« Rendre à Saint-Martin ce qu’elle m’a donné »
Aussi loin qu’elle s’en souvienne, Alberta Moreau a toujours voulu travailler dans le domaine de la justice. Née à la Dominique d’une mère dominiquaise et d’un père haïtien, elle grandit loin de ses parents, installés à Saint-Martin.
À l’âge de 13 ans, elle décide de les rejoindre à Agrément, pour apprendre le français et bénéficier d’une instruction de qualité. « Mon frère est né à Saint-Martin et comme j’étais anglophone et lui francophone, nous avions du mal à communiquer » se rappelle-t-elle. Elle poursuit sa scolarité au collège Soualiga puis au lycée général des îles du Nord où elle obtient son baccalauréat. « J’étais censée rejoindre une partie de ma famille à Londres pour continuer mes études mais je voulais aller à Paris où l’université est moins chère. Tout le monde m’a dit que ce serait plus dur mais je voulais leur prouver le contraire » confie-t-elle.
Fidèle à ses rêves d’enfant, elle s’inscrit en licence de droit. Bien que boursière, elle ne bénéficie d’aucune autre aide financière et doit trouver un emploi pour financer ses études. D’autant plus que son petit frère alors âgé de 16 ans, la rejoint dans l’Hexagone et elle doit subvenir à ses besoins. « Je n’avais plus le droit à une chambre étudiante et j’ai dû trouver un appartement. » Elle devient assistante pédagogique et travaille 35 heures par semaine en plus de ses cours à la fac. Commence alors un rythme effréné, fait de nuits blanches et de week-ends à la bibliothèque.
« En L2 j’ai voulu arrêter. J’ai répondu à une offre d’emploi et on m’a proposé une offre de para légale, en valorisant mon bilinguisme. C’était un poste à responsabilités et on m’a dit très clairement que je n’aurais pas le temps de continuer mes études. J’ai réalisé que si l’on reconnaissait déjà mes capacités alors que je n’avais pas encore obtenu mon diplôme, j’aurais des opportunités encore plus intéressantes avec un Master ». Alberta décide de refuser le poste, de continuer à travailler dans l’éducation nationale et de se réinscrire à la fac. Elle devient notamment coordinatrice de projet au rectorat de Paris.

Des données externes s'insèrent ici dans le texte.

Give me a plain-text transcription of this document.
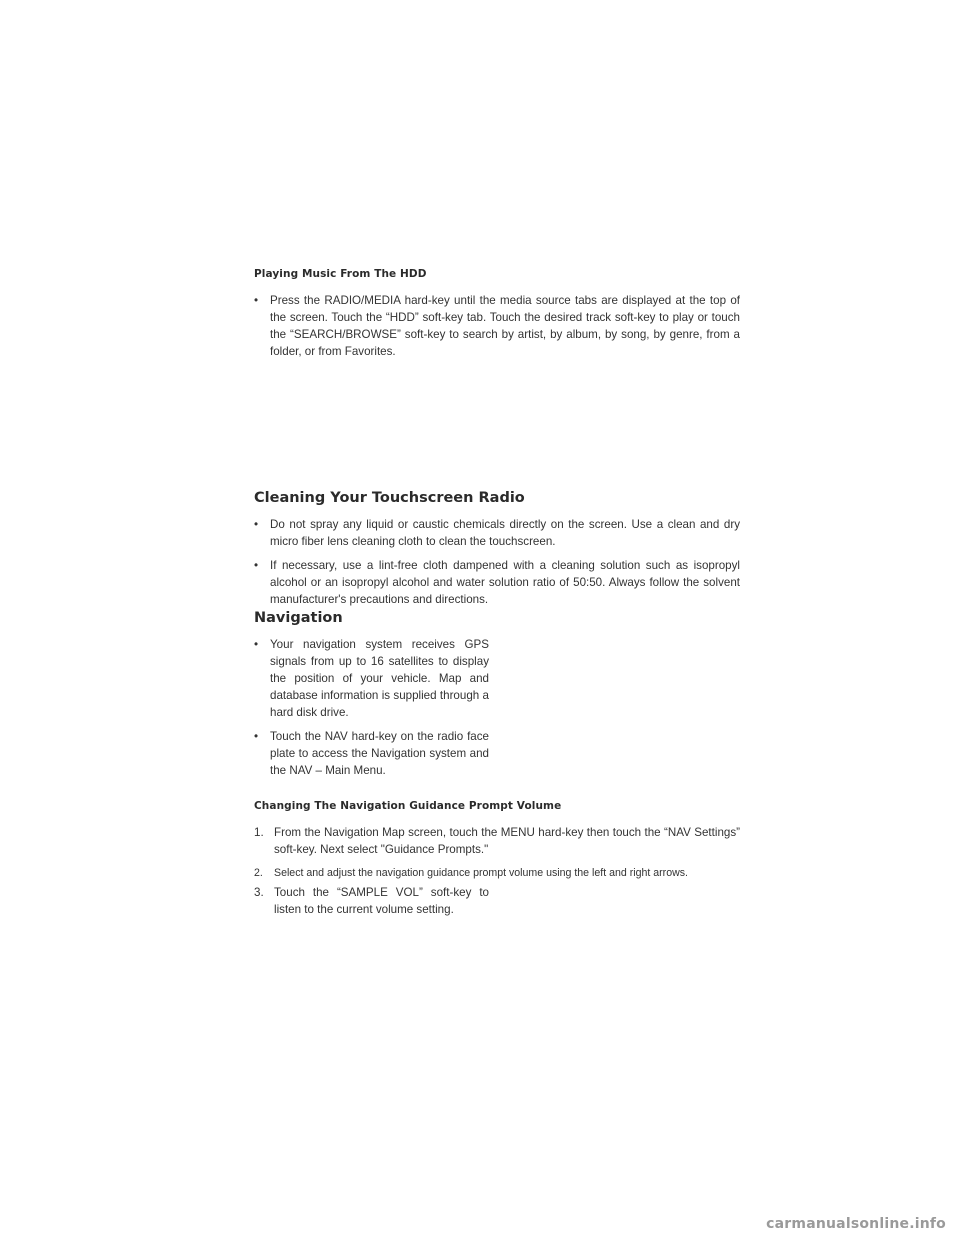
Playing Music From The HDD
•	Press the RADIO/MEDIA hard-key until the media source tabs are displayed at the top of the screen. Touch the “HDD” soft-key tab. Touch the desired track soft-key to play or touch the “SEARCH/BROWSE” soft-key to search by artist, by album, by song, by genre, from a folder, or from Favorites.
Cleaning Your Touchscreen Radio
•	Do not spray any liquid or caustic chemicals directly on the screen. Use a clean and dry micro fiber lens cleaning cloth to clean the touchscreen.
•	If necessary, use a lint-free cloth dampened with a cleaning solution such as isopropyl alcohol or an isopropyl alcohol and water solution ratio of 50:50. Always follow the solvent manufacturer's precautions and directions.
Navigation
•	Your navigation system receives GPS signals from up to 16 satellites to display the position of your vehicle. Map and database information is supplied through a hard disk drive.
•	Touch the NAV hard-key on the radio face plate to access the Navigation system and the NAV – Main Menu.
Changing The Navigation Guidance Prompt Volume
1. From the Navigation Map screen, touch the MENU hard-key then touch the “NAV Settings” soft-key. Next select "Guidance Prompts."
2.	Select and adjust the navigation guidance prompt volume using the left and right arrows.
3. Touch the “SAMPLE VOL” soft-key to listen to the current volume setting.
carmanualsonline.info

Elle continue donc ce qu’elle qualifie de « hustle » (tumulte), rencontre son actuel mari qui a également grandi à Saint-Martin, tombe enceinte. « J’ai eu mon premier enfant lors de ma troisième année de licence. J’ai accouché puis j’ai passé et obtenu mes examens. ». Idem lors de sa première année de Master. « Je n’ai jamais eu une scolarité simple mais je ne regrette rien du tout. Le fait d’avoir dû gagner ma vie m’a montré le monde du travail » considère Alberta qui, aujourd’hui âgée de 30 ans et maman de deux enfants, est en dernière année de Master de Droits et libertés fondamentaux dans les collectivités et entreprises, à l’université Sorbonne Paris Nord. « Cette bataille m’a fortifiée » assure-t-elle.
Durant ses études, elle revient régulièrement à Saint-Martin et s’engage comme bénévole auprès de la Semsamar, qui lui octroie une bourse pour sa dernière année. Elle qui avait entamé un parcours en droit des affaires, décide finalement de se « rapprocher du côte plus humain du droit », convaincue que « l’argent n’est pas tout ».
Le déclic s’opère lors de la fermeture de la frontière entre les deux parties de Saint-Martin suite à l’épidémie de coronavirus en mars 2020. « Lorsque j’ai vu que des enfants de nationalité française, résidant côté hollandais, ne pouvaient se rendre à l’école côté français, j’ai décidé de poursuivre en droit de étrangers. J’ai d’ailleurs parlé de cet épisode dans ma lettre de motivation ». Elle qui a subi une forme de racisme durant son adolescence à Saint-Martin du fait de son statut d’étrangère, a pris conscience lors de ses actions de bénévolat de la détresse de beaucoup d’étrangers de l’île qui ont du mal à régulariser leur situation. Constat qu’elle réitère alors qu’elle effectue un stage au sein de l’association Trait d’Union jusqu’à la fin du mois de mai. « Je vis dans cette thématique depuis toujours et j’aimerais rendre à Saint-Martin ce qu’elle m’a donné ».
Contrairement à beaucoup de jeunes diplômés qui préfèrent faire carrière en métropole ou à l’étranger et prévoient de revenir peut-être un jour sur l’île, Alberta, tout comme son mari diplômé en sciences de l’éducation et spécialisé en « terrains sensibles », a orienté ses études en fonction des besoins de l’île et prévoit de s’y réinstaller dès l’obtention de son diplôme. Son objectif ? Créer une structure locale pour défendre les droits des étrangers.